Id. at 18. After posing hypotheticals to the VE, the ALJ concluded Jacquelyn could perform medium work with the required limitations, including as a linen room attendant, laundry worker I, and laundry laborer. Id. at 25-26, 58-63. As a result, the ALJ found Jacquelyn not disabled. Id. at 26. The Appeals Council denied Jacquelyn’s request for review. Id. at 1-3. Discussion Under the Social Security Act, disability is defined as the “inability to engage in any substantial gainful activity by reason of any medically determinable physical or mental impairment which can be expected to result in death, or which has lasted or can be expected to last for a continuous period of not less than 12 months.” 42 U.S.C. § 423(d)(1)(A). To determine whether a claimant is disabled, the ALJ conducts a five-step inquiry: (1) whether the claimant is currently unemployed; (2) whether the claimant has a severe impairment; (3) whether the claimant's impairment meets or equals any of the listings found in the regulations, see 20 C.F.R. § 404, Subpt.

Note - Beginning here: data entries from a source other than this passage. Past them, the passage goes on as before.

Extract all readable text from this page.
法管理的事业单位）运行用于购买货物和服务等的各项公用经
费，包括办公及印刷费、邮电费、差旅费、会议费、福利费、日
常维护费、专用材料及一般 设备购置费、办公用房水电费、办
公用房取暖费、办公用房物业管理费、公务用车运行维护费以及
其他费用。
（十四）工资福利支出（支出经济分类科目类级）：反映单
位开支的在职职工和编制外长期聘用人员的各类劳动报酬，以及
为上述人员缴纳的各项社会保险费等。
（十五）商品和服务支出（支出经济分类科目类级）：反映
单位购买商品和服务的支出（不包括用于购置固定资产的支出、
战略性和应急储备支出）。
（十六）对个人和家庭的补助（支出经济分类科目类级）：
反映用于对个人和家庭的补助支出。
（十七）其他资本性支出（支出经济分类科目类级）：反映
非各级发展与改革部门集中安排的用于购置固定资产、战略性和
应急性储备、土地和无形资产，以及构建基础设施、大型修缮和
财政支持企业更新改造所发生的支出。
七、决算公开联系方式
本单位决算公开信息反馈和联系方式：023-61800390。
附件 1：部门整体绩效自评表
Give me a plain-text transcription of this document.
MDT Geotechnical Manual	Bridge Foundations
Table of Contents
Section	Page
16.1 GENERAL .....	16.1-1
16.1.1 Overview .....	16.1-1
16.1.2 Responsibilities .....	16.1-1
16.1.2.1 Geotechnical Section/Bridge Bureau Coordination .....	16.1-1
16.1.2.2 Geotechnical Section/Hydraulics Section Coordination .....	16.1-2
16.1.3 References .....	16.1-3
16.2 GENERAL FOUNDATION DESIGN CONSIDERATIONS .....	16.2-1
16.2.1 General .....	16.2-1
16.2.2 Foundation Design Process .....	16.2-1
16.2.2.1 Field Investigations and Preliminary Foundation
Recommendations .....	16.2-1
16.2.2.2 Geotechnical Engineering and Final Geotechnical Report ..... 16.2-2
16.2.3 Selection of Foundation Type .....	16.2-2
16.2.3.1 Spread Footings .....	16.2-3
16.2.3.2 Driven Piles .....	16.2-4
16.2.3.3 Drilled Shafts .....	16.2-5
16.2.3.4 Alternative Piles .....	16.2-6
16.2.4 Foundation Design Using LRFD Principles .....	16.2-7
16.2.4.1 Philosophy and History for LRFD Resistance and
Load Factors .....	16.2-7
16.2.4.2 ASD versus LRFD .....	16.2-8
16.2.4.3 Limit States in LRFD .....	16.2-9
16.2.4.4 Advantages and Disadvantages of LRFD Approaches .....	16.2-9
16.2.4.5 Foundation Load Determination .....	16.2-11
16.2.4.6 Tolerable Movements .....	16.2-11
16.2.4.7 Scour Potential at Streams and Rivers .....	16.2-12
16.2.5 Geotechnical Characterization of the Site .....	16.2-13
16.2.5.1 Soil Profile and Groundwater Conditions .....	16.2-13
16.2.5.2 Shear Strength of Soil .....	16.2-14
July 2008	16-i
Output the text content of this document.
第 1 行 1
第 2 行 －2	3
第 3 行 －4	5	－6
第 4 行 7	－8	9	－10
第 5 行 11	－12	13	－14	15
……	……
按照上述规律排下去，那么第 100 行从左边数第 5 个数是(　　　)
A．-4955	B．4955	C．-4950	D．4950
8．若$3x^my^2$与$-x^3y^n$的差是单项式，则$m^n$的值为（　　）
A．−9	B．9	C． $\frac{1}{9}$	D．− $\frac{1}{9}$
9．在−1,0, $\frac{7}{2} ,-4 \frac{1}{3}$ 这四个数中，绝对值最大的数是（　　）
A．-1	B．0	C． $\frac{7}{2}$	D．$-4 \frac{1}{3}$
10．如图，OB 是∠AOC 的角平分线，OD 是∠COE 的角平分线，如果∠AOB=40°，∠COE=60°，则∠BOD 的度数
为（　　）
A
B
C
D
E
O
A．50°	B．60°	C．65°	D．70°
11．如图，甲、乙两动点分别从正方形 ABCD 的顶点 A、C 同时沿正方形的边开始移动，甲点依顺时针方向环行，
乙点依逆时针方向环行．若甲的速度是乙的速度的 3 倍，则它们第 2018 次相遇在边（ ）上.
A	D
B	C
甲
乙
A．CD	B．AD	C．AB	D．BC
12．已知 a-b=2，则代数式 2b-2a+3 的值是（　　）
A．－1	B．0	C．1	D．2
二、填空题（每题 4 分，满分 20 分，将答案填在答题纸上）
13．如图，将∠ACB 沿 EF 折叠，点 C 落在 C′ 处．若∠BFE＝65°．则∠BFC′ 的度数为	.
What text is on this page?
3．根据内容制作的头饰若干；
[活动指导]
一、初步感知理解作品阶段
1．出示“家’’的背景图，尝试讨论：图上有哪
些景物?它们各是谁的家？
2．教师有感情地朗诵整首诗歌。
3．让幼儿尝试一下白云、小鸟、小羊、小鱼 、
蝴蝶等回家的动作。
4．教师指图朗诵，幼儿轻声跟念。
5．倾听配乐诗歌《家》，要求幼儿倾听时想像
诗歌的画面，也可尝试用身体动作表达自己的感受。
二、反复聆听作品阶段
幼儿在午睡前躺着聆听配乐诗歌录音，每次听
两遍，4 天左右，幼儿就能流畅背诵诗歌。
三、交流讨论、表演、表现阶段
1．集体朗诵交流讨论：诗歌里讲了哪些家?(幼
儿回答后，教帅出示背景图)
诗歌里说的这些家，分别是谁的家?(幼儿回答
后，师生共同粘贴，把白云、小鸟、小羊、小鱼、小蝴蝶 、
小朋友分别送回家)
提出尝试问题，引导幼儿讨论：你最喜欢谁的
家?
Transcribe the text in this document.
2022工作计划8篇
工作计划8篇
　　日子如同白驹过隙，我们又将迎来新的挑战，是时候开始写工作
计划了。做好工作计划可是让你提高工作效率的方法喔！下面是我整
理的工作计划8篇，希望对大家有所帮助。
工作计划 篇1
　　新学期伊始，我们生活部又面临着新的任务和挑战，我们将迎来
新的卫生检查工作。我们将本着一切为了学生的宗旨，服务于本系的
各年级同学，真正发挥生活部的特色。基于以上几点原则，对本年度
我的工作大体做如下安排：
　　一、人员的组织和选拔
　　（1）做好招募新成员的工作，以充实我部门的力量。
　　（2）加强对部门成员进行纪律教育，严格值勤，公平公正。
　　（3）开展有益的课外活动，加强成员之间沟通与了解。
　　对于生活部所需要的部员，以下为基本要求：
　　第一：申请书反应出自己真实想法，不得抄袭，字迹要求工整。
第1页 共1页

P, App. 1 (2004); (4) whether the claimant is unable to perform their former occupation; and (5) whether the claimant is unable to perform any other available work in light of their age, education, and work experience. 20 C.F.R. § 404.1520(a)(4); Clifford v. Apfel, 227 F.3d 863, 868 (7th Cir. 2000). These steps are to be performed sequentially. 20 C.F.R. § 404.1520(a)(4). “An affirmative answer leads either to the next step, or, on Steps 3 and 5, to a finding that the claimant is disabled. A negative answer at any point, other than Step 3, ends the inquiry and leads to a determination that a claimant is not disabled.” Clifford, 227 F.3d at 868 (quotation marks omitted). Judicial review of the ALJ's decision is limited to determining whether the ALJ’s findings are supported by substantial evidence or based upon a legal error. Steele v. Barnhart, 290 F.3d 936, 940 (7th Cir. 2002). Substantial evidence is “more than a mere scintilla” and means “such relevant evidence as a reasonable mind might accept as adequate to support a conclusion.” Biestek

v. Berryhill, --- U.S. ----, 139 S.Ct. 1148, 1154, 203 L.Ed.2d 504 (2019) (quotation marks omitted). In reviewing an ALJ's decision, the Court “will not reweigh the evidence, resolve debatable evidentiary conflicts, determine credibility, or substitute [its] judgment for the ALJ's determination.” Reynolds v. Kijakazi, 25 F.4th 470, 473 (7th Cir. 2022) (quotation marks omitted). Nevertheless, where the ALJ's decision “lacks evidentiary support or is so poorly articulated as to prevent meaningful review, the case must be remanded.” Steele, 290 F.3d at 940. In support of her request for reversal and remand, Jacquelyn argues the ALJ: (1) did not adequately account for certain limitations in the RFC; and (2) failed to properly evaluate the medical opinion evidence. Having considered these arguments and the record, the Court finds that the ALJ did not commit reversible error as the ALJ’s decision is supported by substantial evidence.